Staffel 2, Folge 6 I Underwater Love – Robotik in der Tiefsee
Was passiert an den tiefsten und geheimnisvollsten Orten unseres Planeten? In der sechsten Folge von »Chip Happens« gehen wir dieser Frage nach und zeigen, wie Tiefsee-Forschende mit Hilfe sog. Soft Robotic immer weiter in die verborgene Welt der Tiefsee vordringen möchten. Dorthin, wo bislang kaum jemand hineinsehen und forschen konnte.
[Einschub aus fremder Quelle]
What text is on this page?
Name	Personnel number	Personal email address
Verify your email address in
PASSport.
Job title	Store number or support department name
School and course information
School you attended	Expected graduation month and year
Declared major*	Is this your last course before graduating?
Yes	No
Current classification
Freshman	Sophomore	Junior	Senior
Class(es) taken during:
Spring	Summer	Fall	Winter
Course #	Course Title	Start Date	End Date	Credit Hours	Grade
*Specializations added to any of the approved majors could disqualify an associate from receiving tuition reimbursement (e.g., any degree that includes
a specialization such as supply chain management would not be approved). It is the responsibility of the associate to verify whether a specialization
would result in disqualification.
Dr. Tom Kwasnitschka ist wissenschaftlicher Mitarbeiter am »GEOMAR Helmholtz-Zentrum für Ozeanforschung Kiel«. Er erforscht die Tiefsee sowie deren Vulkane und entwickelt Lösungen, um sichtbare Einblicke in einen Lebensraum zu gewinnen, der für den Menschen sonst völlig verborgen bleibt.
Cora Maria Sourkounis arbeitet am Institut für Montagetechnik und Industrierobotik (MATCH) der Leibniz-Universität Hannover. Die Doktorandin forscht im Bereich Soft Robotics, also an flexiblen, naturinspirierten Robotern, und entwickelt gemeinsam mit dem GEOMAR neue Systeme, die auch unter extremen Tiefseebedingungen einsatzfähig sind.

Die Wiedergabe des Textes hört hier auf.